Civil Engineers design roads, bridges, ports, airports, railroads and other transportation systems. They also design water supply systems to purify drinking water and wastewater treatment systems to protect the environment. In addition, civil engineers may design dams, irrigation systems and other large public works projects.
Environmental Engineers are a subgroup of Civil Engineers who design systems and processes that protect the environment and reclaim habitats for nature. These processes may include high tech systems to remove and/or mitigate hazardous wastes from the air, groundwater or the land.
Structural Engineers design the framework for buildings, bridges and other large structures. By specifying specific uses of steel, concrete, wood and other materials in their designs, these engineers enable us to build structures capable of withstanding the weight of the building or bridge, its contents and the forces of wind, snow and earthquakes.
Geotechnical Engineers study subsurface conditions to determine the best foundation systems for buildings, bridges, roads and other structures. Their work is critical to any structure due to the various types of subsurface conditions found throughout the world. Different foundations systems are required if the conditions under the surface are rock, silt, or sand.
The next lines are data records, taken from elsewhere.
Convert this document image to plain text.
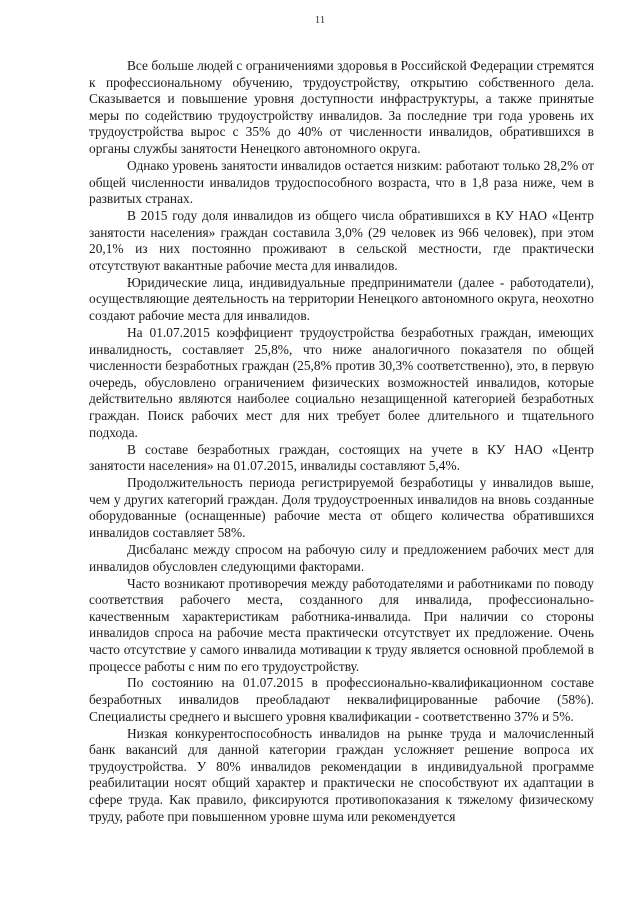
11

Все больше людей с ограничениями здоровья в Российской Федерации стремятся к профессиональному обучению, трудоустройству, открытию собственного дела. Сказывается и повышение уровня доступности инфраструктуры, а также принятые меры по содействию трудоустройству инвалидов. За последние три года уровень их трудоустройства вырос с 35% до 40% от численности инвалидов, обратившихся в органы службы занятости Ненецкого автономного округа.

Однако уровень занятости инвалидов остается низким: работают только 28,2% от общей численности инвалидов трудоспособного возраста, что в 1,8 раза ниже, чем в развитых странах.

В 2015 году доля инвалидов из общего числа обратившихся в КУ НАО «Центр занятости населения» граждан составила 3,0% (29 человек из 966 человек), при этом 20,1% из них постоянно проживают в сельской местности, где практически отсутствуют вакантные рабочие места для инвалидов.

Юридические лица, индивидуальные предприниматели (далее - работодатели), осуществляющие деятельность на территории Ненецкого автономного округа, неохотно создают рабочие места для инвалидов.

На 01.07.2015 коэффициент трудоустройства безработных граждан, имеющих инвалидность, составляет 25,8%, что ниже аналогичного показателя по общей численности безработных граждан (25,8% против 30,3% соответственно), это, в первую очередь, обусловлено ограничением физических возможностей инвалидов, которые действительно являются наиболее социально незащищенной категорией безработных граждан. Поиск рабочих мест для них требует более длительного и тщательного подхода.

В составе безработных граждан, состоящих на учете в КУ НАО «Центр занятости населения» на 01.07.2015, инвалиды составляют 5,4%.

Продолжительность периода регистрируемой безработицы у инвалидов выше, чем у других категорий граждан. Доля трудоустроенных инвалидов на вновь созданные оборудованные (оснащенные) рабочие места от общего количества обратившихся инвалидов составляет 58%.

Дисбаланс между спросом на рабочую силу и предложением рабочих мест для инвалидов обусловлен следующими факторами.

Часто возникают противоречия между работодателями и работниками по поводу соответствия рабочего места, созданного для инвалида, профессионально-качественным характеристикам работника-инвалида. При наличии со стороны инвалидов спроса на рабочие места практически отсутствует их предложение. Очень часто отсутствие у самого инвалида мотивации к труду является основной проблемой в процессе работы с ним по его трудоустройству.

По состоянию на 01.07.2015 в профессионально-квалификационном составе безработных инвалидов преобладают неквалифицированные рабочие (58%). Специалисты среднего и высшего уровня квалификации - соответственно 37% и 5%.

Низкая конкурентоспособность инвалидов на рынке труда и малочисленный банк вакансий для данной категории граждан усложняет решение вопроса их трудоустройства. У 80% инвалидов рекомендации в индивидуальной программе реабилитации носят общий характер и практически не способствуют их адаптации в сфере труда. Как правило, фиксируются противопоказания к тяжелому физическому труду, работе при повышенном уровне шума или рекомендуется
Mechanical Engineers design plumbing, heating, ventilation, elevator, fire protection and air conditioning systems for buildings, as well as manufacturing processes for industry.
Electrical Engineers design large power generating plants and power distribution systems, as well as building lighting and power distribution systems, mechanical controls and data/voice communications systems.
There are a variety of other engineering disciplines that are subgroups of the above such as manufacturing engineers, fire protection engineers, chemical engineers, aeronautical engineers, nuclear engineers, etc.